Let me give you a flavour of the so-called academic papers they delivered. One French speaker said: "The Holocaust is a gigantic lie and the gas chambers should be put in the rubbish bin of history."
He had already spent one year in prison because of what he called "one of his little books". Little books - but big lies - denying the Nazis had a deliberate policy to exterminate the Jewish people.
He summed up his argument succinctly. He claimed there were no gas chambers at all - millions of Jews did not die - therefore there was no holocaust.
And if there was no Holocaust then there was no justification for the creation of the state of Israel. Therefore Israel was an impostor.
It had all the simplicity of a mathematical proof - refuting the worst genocide in living memory and absolving one of the most evil and wicked regimes in history of its crimes against humanity.

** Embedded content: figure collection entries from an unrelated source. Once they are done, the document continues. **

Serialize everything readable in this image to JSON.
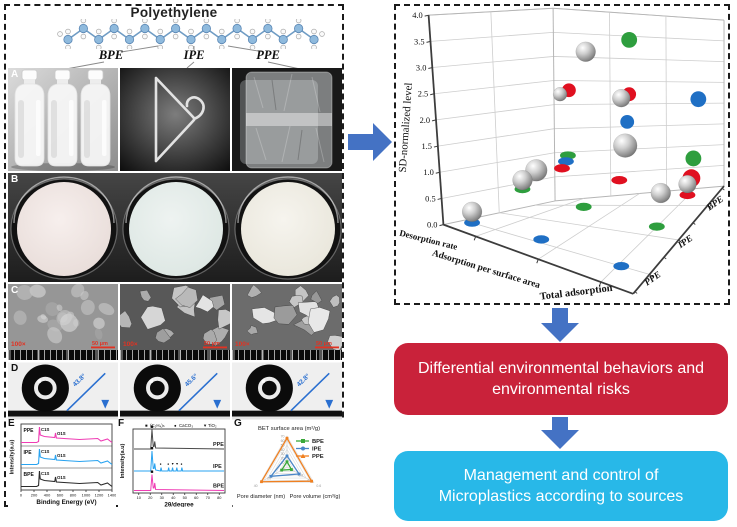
{
  "figure": {
    "title": "Polyethylene",
    "source_labels": [
      "BPE",
      "IPE",
      "PPE"
    ],
    "panel_letters": [
      "A",
      "B",
      "C",
      "D",
      "E",
      "F",
      "G"
    ],
    "sem": {
      "magnification": "100×",
      "scale_bar": "50 μm"
    },
    "contact_angles": [
      "43.8°",
      "45.6°",
      "42.8°"
    ]
  },
  "chart_data": [
    {
      "id": "sd-normalized-3d-scatter",
      "type": "scatter",
      "zlabel": "SD-normalized level",
      "z_ticks": [
        "4.0",
        "3.5",
        "3.0",
        "2.5",
        "2.0",
        "1.5",
        "1.0",
        "0.5",
        "0.0"
      ],
      "zlim": [
        0.0,
        4.0
      ],
      "x_tick_labels": [
        "Desorption rate",
        "Adsorption per surface area",
        "Total adsorption"
      ],
      "y_tick_labels": [
        "BPE",
        "IPE",
        "PPE"
      ],
      "point_style": "gray 3D spheres = data; green/red/blue flat markers = plane projections",
      "values_estimated": [
        {
          "source": "BPE",
          "desorption_rate": 0.5,
          "adsorption_per_surface_area": 2.6,
          "total_adsorption": 0.9
        },
        {
          "source": "IPE",
          "desorption_rate": 1.2,
          "adsorption_per_surface_area": 3.4,
          "total_adsorption": 1.0
        },
        {
          "source": "PPE",
          "desorption_rate": 1.1,
          "adsorption_per_surface_area": 1.6,
          "total_adsorption": 2.6
        }
      ],
      "render": {
        "spheres": [
          [
            192,
            45,
            10
          ],
          [
            166,
            88,
            7
          ],
          [
            228,
            92,
            9
          ],
          [
            232,
            140,
            12
          ],
          [
            142,
            165,
            11
          ],
          [
            128,
            175,
            10
          ],
          [
            295,
            179,
            9
          ],
          [
            268,
            188,
            10
          ],
          [
            77,
            207,
            10
          ]
        ],
        "wall_dots": [
          [
            236,
            33,
            "g",
            8
          ],
          [
            175,
            84,
            "r",
            7
          ],
          [
            236,
            88,
            "r",
            7
          ],
          [
            306,
            93,
            "b",
            8
          ],
          [
            234,
            116,
            "b",
            7
          ],
          [
            301,
            153,
            "g",
            8
          ],
          [
            299,
            173,
            "r",
            9
          ]
        ],
        "floor_dots": [
          [
            174,
            150,
            "g"
          ],
          [
            172,
            156,
            "b"
          ],
          [
            128,
            184,
            "g"
          ],
          [
            168,
            163,
            "r"
          ],
          [
            226,
            175,
            "r"
          ],
          [
            295,
            190,
            "r"
          ],
          [
            190,
            202,
            "g"
          ],
          [
            264,
            222,
            "g"
          ],
          [
            147,
            235,
            "b"
          ],
          [
            228,
            262,
            "b"
          ],
          [
            77,
            218,
            "b"
          ]
        ]
      }
    },
    {
      "id": "xps-survey",
      "type": "line",
      "xlabel": "Binding Energy (eV)",
      "ylabel": "Intensity(a.u)",
      "x_ticks": [
        0,
        200,
        400,
        600,
        800,
        1000,
        1200,
        1400
      ],
      "peaks": [
        {
          "label": "C1S",
          "binding_energy_eV": 285
        },
        {
          "label": "O1S",
          "binding_energy_eV": 532
        }
      ],
      "series": [
        {
          "name": "PPE",
          "color": "#ef3db4"
        },
        {
          "name": "IPE",
          "color": "#29a3f0"
        },
        {
          "name": "BPE",
          "color": "#2b2b2b"
        }
      ]
    },
    {
      "id": "xrd-patterns",
      "type": "line",
      "xlabel": "2θ/degree",
      "ylabel": "Intensity(a.u)",
      "x_ticks": [
        10,
        20,
        30,
        40,
        50,
        60,
        70,
        80
      ],
      "legend": [
        {
          "marker": "■",
          "label": "(C₂H₄)ₙ"
        },
        {
          "marker": "●",
          "label": "CaCO₃"
        },
        {
          "marker": "▼",
          "label": "TiO₂"
        }
      ],
      "main_peaks_2theta": [
        21.5,
        23.9
      ],
      "ipe_minor_peaks_2theta": [
        29.4,
        36.0,
        39.4,
        43.1,
        47.5
      ],
      "series": [
        {
          "name": "PPE",
          "color": "#4a4a4a"
        },
        {
          "name": "IPE",
          "color": "#29a3f0"
        },
        {
          "name": "BPE",
          "color": "#ef3db4"
        }
      ]
    },
    {
      "id": "surface-properties-radar",
      "type": "radar",
      "axes": [
        {
          "label": "BET surface area (m²/g)",
          "max": 70,
          "ticks": [
            10,
            20,
            30,
            40,
            50,
            60,
            70
          ]
        },
        {
          "label": "Pore volume (cm³/g)",
          "max": 0.6,
          "ticks": [
            0.2,
            0.4,
            0.6
          ]
        },
        {
          "label": "Pore diameter (nm)",
          "max": 40,
          "ticks": [
            20,
            40
          ]
        }
      ],
      "series": [
        {
          "name": "BPE",
          "color": "#3aa83a",
          "marker": "■",
          "values": [
            12,
            0.1,
            8
          ]
        },
        {
          "name": "IPE",
          "color": "#4a86c8",
          "marker": "●",
          "values": [
            25,
            0.27,
            24
          ]
        },
        {
          "name": "PPE",
          "color": "#f08020",
          "marker": "▲",
          "values": [
            65,
            0.55,
            38
          ]
        }
      ]
    }
  ],
  "flow": {
    "box1_lines": [
      "Differential environmental behaviors and",
      "environmental risks"
    ],
    "box2_lines": [
      "Management and control of",
      "Microplastics according to sources"
    ]
  },
  "colors": {
    "arrow_blue": "#4472c4",
    "risk_box_red": "#c9223a",
    "management_box_cyan": "#28b8e8",
    "series_green": "#2e9e3e",
    "series_red": "#e01020",
    "series_blue": "#1f6fc4"
  }
}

So this was the aim of the conference for Iran - to undermine the very argument for the existence of Israel.
And also to score a few points over the West on the issue of freedom of speech. Every delegate I interviewed congratulated Iran on its commitment to freedom of speech which they said was absent in the West where their comrades were in jail for denying the Holocaust.
They all paid tribute to their new hero, President Mahmoud Ahmedinejad. I asked them if they knew about the journalists and students who have been jailed in Iran for pushing the limits of freedom of speech in this country.
They were vague - happy to whitewash Iran without knowing the facts. As a journalist living and working in Iran I found it particularly galling to be told that I had freedom of speech by these people.
Eventually I found one of the movers and shakers behind the conference - a friend of President Ahmedinejad and asked him why there was freedom of speech to deny the Holocaust but not to criticise the Iranian government.
He told me there was complete freedom but the Western media was in the pocket of the Zionists and sent spies to undermine Iran's national security.
Presumably he meant all the students, bloggers, journalists and human rights lawyers who've been jailed here are Zionist spies.
Then he went on to say that the very presence of a BBC correspondent in Iran proved there was freedom of speech. Another twisted logic.
But when all the delegates were taken to see President Ahmedinejad for a mutual admiration session, the BBC, unlike other foreign media, was excluded from covering it. So much for Iranian freedom of speech.